The slaughter of Armenians is one of the darkest chapters of the First World War. 1.5 million people were then killed. The tragic consequences of these events 100 years ago are felt to this day.
Now German President Gauck has referred the massacres of Armenians as "genocide." Genocide was defined by the UN in 1948 as "acts committed with intent to destroy, in whole or part, a national, ethnical, racial or religious group." In Gauck’s yesterday speech in memory of the victims he also spoke about the German participation. German troops were alleged to have been involved in planning and even implementing deportations.
"The fate of the Armenians is an example of the history of mass destruction, ethnic cleansing, deportation - yes, of the genocide - that has marked the 20th century in such a horrible way."
During World War I Christian Armenians were systematically expelled and killed in the Ottoman Empire. They were accused to be collaborators with the enemy. The issue still divides the Turkish and Armenian governments. Turkey as the successor state of the Ottoman Empire rejects the term "genocide" vehemently. The winner of the 2006 Nobel Prize in Literature, the Turkish writer Orhan Pamuk, who put himself out for the process of coming to terms with the Armenian genocide, was indicted from an Istanbul district attorney Pamuk in 2005 for violation of Article 301 of the Turkish Penal Code, the so-called "public insulting Turkishness". The Armenian-Turkish journalist Hrant Dink, who dared to address in his articles as the first Turkish-Armenian the genocide has paid for this courage with his life. A juvenile assassins shot Hrant Dink on 19 January 2007 at the office of the newspaper "Akos" in Istanbul after Dink was also sentenced in 2006 after § 301.
Only 20 countries - France and Russia among them - have so far recognized the Armenian killings as genocide. Still, none of the stratetic and NATO - partners demand from the Turkish government an official acknowledment nor the ratification of the Paris Agreement in which the Armenians redress was promised.
Turkey claims the 1.5 million figure is inflated and that those who died were killed as a result of war and unrest rather than a policy of genocide. On Wednesday evening, the Turkish government had withdrawn its ambassador from Vienna in protest against a resolution of the Austrian Parliament.
In the Armenia capital, Yerevan a big commemoration will take place today, on April, 24th when the genocide started in 1905. Among others, the Russian President Vladimir Putin and the French President François Hollande are expected. The Minister of State at the Foreign Office, Michael Roth, represents Germany. As every year hundreds of thousands of Armenians are going to pilgrimage to the cultural sites.

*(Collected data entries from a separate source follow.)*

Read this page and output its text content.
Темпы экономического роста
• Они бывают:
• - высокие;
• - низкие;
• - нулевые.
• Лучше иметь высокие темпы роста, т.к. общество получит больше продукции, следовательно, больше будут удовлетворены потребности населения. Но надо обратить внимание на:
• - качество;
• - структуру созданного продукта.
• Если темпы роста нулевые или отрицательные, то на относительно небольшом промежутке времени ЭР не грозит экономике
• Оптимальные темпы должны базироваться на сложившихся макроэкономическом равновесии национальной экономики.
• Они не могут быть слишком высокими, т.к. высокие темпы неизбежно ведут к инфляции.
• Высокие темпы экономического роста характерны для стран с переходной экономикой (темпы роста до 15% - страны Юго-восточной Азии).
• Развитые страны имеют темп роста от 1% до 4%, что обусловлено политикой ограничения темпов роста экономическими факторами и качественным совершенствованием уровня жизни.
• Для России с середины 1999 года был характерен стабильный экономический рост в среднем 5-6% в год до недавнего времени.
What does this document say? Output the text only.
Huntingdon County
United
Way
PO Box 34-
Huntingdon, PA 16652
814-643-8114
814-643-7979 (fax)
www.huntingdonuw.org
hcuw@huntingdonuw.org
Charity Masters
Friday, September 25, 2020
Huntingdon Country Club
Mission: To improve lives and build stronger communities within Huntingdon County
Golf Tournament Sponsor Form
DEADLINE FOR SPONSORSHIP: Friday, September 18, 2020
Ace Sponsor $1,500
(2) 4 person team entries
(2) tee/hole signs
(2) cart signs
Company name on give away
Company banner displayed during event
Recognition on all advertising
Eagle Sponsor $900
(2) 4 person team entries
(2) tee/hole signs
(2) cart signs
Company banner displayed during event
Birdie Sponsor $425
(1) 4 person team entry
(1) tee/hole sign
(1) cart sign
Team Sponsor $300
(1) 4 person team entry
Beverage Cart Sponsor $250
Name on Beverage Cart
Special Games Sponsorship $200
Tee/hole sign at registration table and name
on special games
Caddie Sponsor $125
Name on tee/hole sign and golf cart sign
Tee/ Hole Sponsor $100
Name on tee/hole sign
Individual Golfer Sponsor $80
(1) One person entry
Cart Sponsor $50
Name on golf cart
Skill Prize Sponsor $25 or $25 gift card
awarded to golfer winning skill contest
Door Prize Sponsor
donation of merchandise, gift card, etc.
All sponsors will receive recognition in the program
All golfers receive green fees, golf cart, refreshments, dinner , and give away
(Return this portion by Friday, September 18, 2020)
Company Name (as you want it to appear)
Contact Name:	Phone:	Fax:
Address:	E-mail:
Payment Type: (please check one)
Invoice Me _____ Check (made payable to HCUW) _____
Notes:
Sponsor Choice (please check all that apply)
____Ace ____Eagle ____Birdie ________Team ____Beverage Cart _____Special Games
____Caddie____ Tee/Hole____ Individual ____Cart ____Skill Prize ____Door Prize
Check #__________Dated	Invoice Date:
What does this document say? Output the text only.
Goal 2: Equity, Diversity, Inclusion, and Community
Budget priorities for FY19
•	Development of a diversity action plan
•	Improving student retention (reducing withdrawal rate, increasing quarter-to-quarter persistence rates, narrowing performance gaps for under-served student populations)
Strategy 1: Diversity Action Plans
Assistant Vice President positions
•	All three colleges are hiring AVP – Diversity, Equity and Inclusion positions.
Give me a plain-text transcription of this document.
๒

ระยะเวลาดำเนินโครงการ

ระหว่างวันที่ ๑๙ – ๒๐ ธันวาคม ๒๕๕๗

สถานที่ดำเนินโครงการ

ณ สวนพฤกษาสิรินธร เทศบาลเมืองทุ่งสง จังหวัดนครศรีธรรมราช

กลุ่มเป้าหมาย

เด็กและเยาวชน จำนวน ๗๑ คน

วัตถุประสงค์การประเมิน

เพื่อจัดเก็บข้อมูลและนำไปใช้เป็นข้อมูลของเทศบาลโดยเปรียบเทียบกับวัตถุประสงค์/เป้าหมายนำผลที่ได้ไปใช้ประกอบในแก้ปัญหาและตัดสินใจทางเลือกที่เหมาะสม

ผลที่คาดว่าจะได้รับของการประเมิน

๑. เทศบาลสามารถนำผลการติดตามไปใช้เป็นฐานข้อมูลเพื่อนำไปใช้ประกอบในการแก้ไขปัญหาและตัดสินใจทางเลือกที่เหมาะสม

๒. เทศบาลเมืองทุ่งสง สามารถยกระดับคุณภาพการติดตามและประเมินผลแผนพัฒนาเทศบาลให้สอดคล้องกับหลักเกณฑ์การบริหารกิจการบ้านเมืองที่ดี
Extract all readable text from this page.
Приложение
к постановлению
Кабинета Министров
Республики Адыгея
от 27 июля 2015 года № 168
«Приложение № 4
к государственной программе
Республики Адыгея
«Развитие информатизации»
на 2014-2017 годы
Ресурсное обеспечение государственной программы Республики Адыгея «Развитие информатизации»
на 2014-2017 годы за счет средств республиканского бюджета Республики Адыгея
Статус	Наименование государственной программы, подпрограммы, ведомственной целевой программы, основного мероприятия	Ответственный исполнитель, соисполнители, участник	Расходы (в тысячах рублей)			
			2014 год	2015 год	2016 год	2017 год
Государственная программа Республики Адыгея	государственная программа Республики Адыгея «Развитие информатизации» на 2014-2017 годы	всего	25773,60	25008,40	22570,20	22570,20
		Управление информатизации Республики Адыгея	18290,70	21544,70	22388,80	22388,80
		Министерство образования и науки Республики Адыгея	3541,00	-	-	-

Already last year the German-Turkish award-winning director Fatih Akin brought this part of the Armenian history into the international cinemas. His remarkable film “The Cut” centers on an Armenian father who travels from the 1915 Ottoman Empire to the U.S. in search of his daughters.
Along with Akin, Armenian-American screenwriter Mardik Martin, who has also worked with legendary filmmaker Martin Scorsese, penned the screenplay of the drama.
“I know very well that Turks would not accept a film about an Armenian hero. This is why I used the genocide of Native Americans to develop empathy with them,” Akin has said about the film that is worth to watch in order to understand.